Tüm çıplaklığıyla Uluedere gerçeği

Tüm çıplaklığıyla Uluedere gerçeği

Terör örgütü, Irak tarafından Türkiye'ye mayın ve mühimmat sokmak için bölgeyi geçiş üssü olarak kullanırken, kendilerini ticaret erbabı olarak gören köylülerde, sınırı sıkça kullanıyorlar.

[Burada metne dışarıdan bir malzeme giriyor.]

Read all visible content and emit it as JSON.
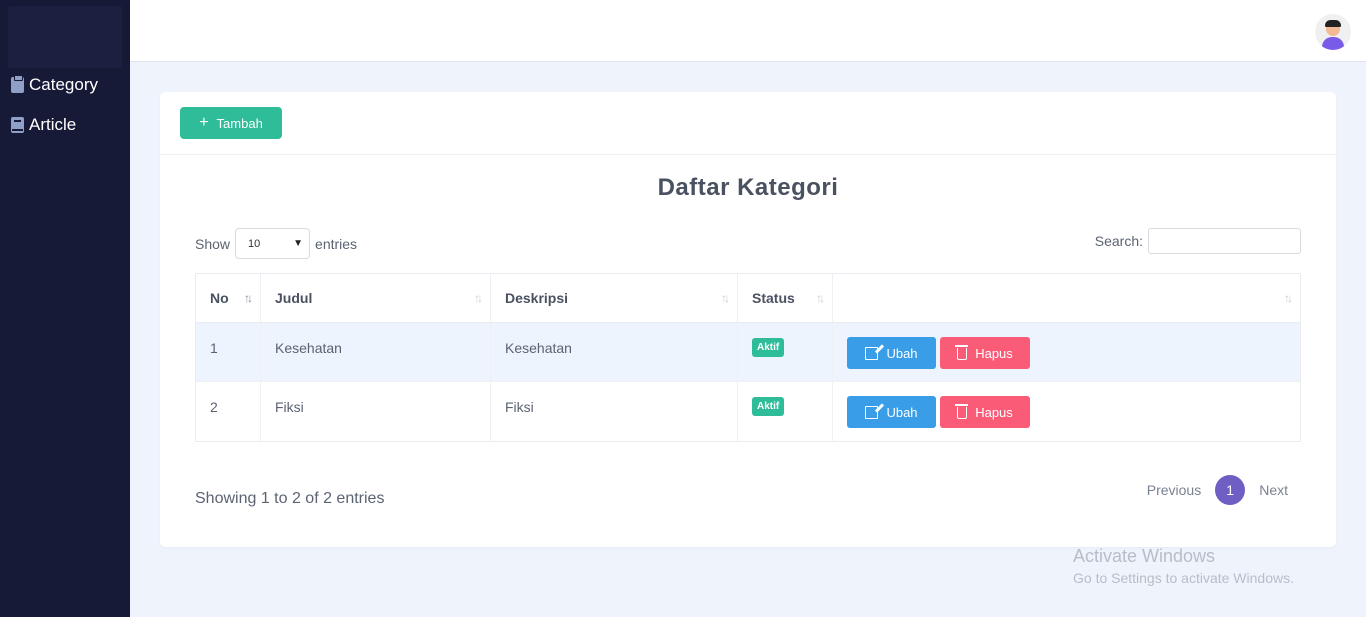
{
  "sidebar": {
    "items": [
      {
        "label": "Category",
        "icon": "clipboard-icon"
      },
      {
        "label": "Article",
        "icon": "book-icon"
      }
    ]
  },
  "header": {
    "avatar_icon": "user-avatar-icon"
  },
  "toolbar": {
    "add_label": "Tambah"
  },
  "page": {
    "title": "Daftar Kategori"
  },
  "table_controls": {
    "show_label": "Show",
    "entries_value": "10",
    "entries_label": "entries",
    "search_label": "Search:",
    "search_value": ""
  },
  "table": {
    "columns": [
      "No",
      "Judul",
      "Deskripsi",
      "Status",
      ""
    ],
    "rows": [
      {
        "no": "1",
        "judul": "Kesehatan",
        "deskripsi": "Kesehatan",
        "status": "Aktif",
        "edit": "Ubah",
        "delete": "Hapus"
      },
      {
        "no": "2",
        "judul": "Fiksi",
        "deskripsi": "Fiksi",
        "status": "Aktif",
        "edit": "Ubah",
        "delete": "Hapus"
      }
    ]
  },
  "footer": {
    "info": "Showing 1 to 2 of 2 entries",
    "previous": "Previous",
    "page": "1",
    "next": "Next"
  },
  "watermark": {
    "line1": "Activate Windows",
    "line2": "Go to Settings to activate Windows."
  },
  "colors": {
    "sidebar": "#161a36",
    "accent_green": "#2ebd98",
    "edit_blue": "#3a9de8",
    "delete_red": "#fa5c78",
    "page_purple": "#6f5fc4"
  }
}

Türkiye-Irak sınır bölgesinde 35 vatandaşın ölümüyle sonuçlanan hava operasyonunun ardından dikkatler olayın geçtiği Şırnak'ın Uludere ilçesi ve köylerine çevrildi. Türkiye'nin sınırında bulunan ve coğrafi şartları nedeniyle istisnai bir konuma sahip olan Uludere, Irak sınırından 20 kilometre içerde bulunuyor. Köylerinin büyük bir bölümü Irak sınırında olan Uludere'nin, sarp ve derin vadilerden oluşan yapısı, zamanla sınırda kontrolsüz bölgelerin oluşmasına neden olduğu bir gerçek. Hava operasyonlarında ölen Encü ailesinden gençlerin köyü olan Gülyazı ve Ortasu köylerinden Taşdelen köyüne kadarki sınır hattı, Uludere'nin kontrolü zor olan sınır bölgesini oluşturuyor. Gülyazı ve Taşdelen'e kadar uzanan bölgede köylerin bazı mahalleleri ya da evlerin sınırın Irak tarafında bulunuyor. Aslında haritada sınır gibi gözükse de orada yaşayanlar için pekte öyle değil. Sadece kaçakçılık maksatlı değil, düğün-dernek, cenaze birçok olayda iki taraflı geçişlere sıkça rastlamak mümkün. Asıl sorun bölgeden iyi niyetli giriş çıkışlar değil. Kaçakçılık maksatlı sınır ihlalleri ile PKK'nın geçişleri en önemli sorun. Terör örgütü, Irak tarafından Türkiye'ye mayın ve mühimmat sokmak için bölgeyi geçiş üssü olarak kullanırken, kendilerini ticaret erbabı olarak gören köylülerde, sınırı sıkça kullanıyorlar. 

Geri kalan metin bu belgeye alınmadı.